A man comparing employer health insurance options during open enrollment uploads his family's past year of medical visits and prescriptions. He gets a breakdown of which plan would've cost less based on their actual healthcare usage, sees estimates for next year if patterns continue, and understands the real dollar difference between a high-deductible plan with HSA versus a traditional PPO for his specific situation.
The health space automatically suggests moving relevant conversations from the main interface when it detects health topics, offering the additional privacy protections. Connect medical records and certain wellness apps only in the U.S. Apple Health requires iOS. It won't work.
The system explicitly isn't built for diagnosis or treatment. Someone experiencing chest pain or a potential medical emergency needs immediate professional care, not an AI conversation. This service supports healthcare navigation but doesn't replace actual medical expertise. A person trying to self-diagnose a rash or decide whether to go to urgent care should see a real provider instead of relying on this for clinical decisions.
Currently rolling out to a small group of early users on a waitlist.

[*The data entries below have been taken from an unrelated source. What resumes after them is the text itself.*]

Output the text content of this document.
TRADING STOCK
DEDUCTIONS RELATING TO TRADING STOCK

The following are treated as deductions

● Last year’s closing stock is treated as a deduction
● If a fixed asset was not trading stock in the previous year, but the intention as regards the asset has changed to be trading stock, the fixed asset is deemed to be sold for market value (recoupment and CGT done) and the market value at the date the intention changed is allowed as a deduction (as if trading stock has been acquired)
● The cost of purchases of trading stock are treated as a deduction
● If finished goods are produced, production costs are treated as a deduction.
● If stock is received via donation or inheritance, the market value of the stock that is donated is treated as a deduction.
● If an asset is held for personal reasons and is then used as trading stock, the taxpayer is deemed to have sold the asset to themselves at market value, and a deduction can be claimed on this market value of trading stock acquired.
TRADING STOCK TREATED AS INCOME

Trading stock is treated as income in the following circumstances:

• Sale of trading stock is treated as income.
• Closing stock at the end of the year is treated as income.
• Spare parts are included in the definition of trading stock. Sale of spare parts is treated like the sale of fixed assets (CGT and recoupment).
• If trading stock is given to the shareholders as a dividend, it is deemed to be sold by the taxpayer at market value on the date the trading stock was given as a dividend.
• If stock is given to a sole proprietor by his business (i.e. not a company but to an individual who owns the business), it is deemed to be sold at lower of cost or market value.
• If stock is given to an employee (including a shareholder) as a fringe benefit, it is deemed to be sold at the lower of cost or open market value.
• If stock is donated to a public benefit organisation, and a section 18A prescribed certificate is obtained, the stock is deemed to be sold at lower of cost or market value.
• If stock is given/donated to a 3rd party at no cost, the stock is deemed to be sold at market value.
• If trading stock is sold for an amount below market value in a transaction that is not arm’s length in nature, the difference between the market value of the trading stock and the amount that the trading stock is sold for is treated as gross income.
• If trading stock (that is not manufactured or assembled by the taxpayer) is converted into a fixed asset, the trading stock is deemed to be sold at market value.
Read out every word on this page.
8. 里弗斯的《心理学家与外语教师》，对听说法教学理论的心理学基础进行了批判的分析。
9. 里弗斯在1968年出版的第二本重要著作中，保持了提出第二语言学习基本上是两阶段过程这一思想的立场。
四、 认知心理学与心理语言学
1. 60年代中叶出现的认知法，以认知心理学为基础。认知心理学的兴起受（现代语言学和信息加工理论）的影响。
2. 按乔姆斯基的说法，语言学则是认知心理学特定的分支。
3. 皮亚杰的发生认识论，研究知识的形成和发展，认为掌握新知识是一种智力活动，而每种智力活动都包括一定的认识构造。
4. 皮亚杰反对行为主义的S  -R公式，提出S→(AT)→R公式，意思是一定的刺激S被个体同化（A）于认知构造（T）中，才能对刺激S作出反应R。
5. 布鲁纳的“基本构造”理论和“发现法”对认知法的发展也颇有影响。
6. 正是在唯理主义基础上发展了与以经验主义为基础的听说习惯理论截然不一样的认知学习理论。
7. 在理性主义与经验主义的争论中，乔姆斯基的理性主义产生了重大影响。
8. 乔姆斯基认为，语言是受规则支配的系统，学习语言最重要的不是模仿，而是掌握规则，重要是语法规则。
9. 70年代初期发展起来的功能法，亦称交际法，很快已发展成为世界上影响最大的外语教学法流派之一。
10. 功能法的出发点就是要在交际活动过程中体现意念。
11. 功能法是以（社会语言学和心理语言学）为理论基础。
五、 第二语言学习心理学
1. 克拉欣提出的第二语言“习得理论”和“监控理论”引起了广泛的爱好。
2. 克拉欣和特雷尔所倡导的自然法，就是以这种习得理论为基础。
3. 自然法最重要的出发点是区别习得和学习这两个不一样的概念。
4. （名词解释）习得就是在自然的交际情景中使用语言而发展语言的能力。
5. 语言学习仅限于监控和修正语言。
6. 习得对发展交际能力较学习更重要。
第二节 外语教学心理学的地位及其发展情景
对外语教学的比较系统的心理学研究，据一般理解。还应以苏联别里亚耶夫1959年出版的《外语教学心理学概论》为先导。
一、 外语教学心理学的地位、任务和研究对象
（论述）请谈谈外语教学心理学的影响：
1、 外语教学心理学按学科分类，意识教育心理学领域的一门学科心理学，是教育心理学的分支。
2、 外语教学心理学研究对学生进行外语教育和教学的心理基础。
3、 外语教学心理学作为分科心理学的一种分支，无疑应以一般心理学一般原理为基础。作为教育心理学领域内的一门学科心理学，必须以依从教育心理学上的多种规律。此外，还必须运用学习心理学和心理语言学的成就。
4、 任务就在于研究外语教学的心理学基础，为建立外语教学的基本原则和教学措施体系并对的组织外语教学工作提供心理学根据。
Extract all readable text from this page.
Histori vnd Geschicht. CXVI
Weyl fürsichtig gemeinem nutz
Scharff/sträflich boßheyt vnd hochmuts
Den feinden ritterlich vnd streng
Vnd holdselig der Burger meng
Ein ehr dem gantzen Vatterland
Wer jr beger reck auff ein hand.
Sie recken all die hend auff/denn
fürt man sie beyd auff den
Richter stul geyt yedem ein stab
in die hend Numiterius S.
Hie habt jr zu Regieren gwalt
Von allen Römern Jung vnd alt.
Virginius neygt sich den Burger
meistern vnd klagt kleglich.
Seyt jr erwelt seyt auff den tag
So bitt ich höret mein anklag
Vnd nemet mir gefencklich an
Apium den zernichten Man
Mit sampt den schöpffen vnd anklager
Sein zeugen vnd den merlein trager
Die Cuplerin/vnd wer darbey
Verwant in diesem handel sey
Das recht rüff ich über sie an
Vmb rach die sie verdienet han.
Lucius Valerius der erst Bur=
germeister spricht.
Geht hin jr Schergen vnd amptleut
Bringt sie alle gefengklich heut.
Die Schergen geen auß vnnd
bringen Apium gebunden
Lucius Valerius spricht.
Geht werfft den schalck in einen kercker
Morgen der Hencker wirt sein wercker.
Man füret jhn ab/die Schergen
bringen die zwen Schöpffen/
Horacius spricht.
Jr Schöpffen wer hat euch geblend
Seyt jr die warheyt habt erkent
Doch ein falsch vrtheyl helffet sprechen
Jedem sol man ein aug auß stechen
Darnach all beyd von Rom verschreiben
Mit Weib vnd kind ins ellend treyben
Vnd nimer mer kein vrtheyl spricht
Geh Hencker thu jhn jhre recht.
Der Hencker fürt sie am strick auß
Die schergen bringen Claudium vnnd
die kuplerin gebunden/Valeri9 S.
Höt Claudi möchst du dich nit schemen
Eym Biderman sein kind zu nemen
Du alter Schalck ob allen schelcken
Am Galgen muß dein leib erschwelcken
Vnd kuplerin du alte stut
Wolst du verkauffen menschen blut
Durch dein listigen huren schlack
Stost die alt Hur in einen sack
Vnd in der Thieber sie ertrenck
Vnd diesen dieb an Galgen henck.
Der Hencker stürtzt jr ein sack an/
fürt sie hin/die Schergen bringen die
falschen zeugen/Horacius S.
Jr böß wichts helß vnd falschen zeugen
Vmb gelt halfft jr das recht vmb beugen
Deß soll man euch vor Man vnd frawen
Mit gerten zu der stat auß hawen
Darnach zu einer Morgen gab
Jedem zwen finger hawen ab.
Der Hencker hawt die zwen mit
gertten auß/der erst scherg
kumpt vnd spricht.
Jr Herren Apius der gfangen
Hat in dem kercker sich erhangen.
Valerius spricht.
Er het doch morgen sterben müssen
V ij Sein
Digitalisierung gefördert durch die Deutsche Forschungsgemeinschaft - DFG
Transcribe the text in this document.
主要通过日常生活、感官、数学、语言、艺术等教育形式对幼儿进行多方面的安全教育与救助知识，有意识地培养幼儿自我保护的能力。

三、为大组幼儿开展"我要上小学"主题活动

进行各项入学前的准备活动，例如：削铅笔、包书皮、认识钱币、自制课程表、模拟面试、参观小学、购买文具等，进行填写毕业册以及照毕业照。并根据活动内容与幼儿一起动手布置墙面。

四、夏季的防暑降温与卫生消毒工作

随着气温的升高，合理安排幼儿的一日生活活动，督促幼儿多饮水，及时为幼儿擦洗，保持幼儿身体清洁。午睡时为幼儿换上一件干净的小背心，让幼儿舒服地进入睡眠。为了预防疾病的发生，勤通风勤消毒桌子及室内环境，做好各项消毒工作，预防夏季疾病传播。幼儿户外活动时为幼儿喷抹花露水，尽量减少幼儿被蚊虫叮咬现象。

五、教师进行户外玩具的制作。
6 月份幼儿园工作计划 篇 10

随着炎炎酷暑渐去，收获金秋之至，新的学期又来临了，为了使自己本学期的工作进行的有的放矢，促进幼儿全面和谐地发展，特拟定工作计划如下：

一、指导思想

Available on web and iOS only, with mobile access coming in the next few weeks. People in the European Economic Area, Switzerland, and the United Kingdom can't access it at all due to regional restrictions.
Anyone with access to the free plan can use the health features. No paid subscription required.
The privacy architecture matters most for people dealing with sensitive conditions who want to explore health questions without those conversations bleeding into their general history. Someone researching fertility treatments, managing a chronic condition, or asking about mental health resources gets a truly separate space with stronger protections than standard conversations offer.
People expecting diagnostic capabilities or treatment recommendations should look elsewhere. This works for understanding existing health information and preparing for medical conversations, not for replacing them. Anyone needing immediate medical guidance or living in restricted regions can't use it effectively. The regional blocks and U.S.-only medical integrations create real barriers for international users who'd otherwise benefit from connecting their health data.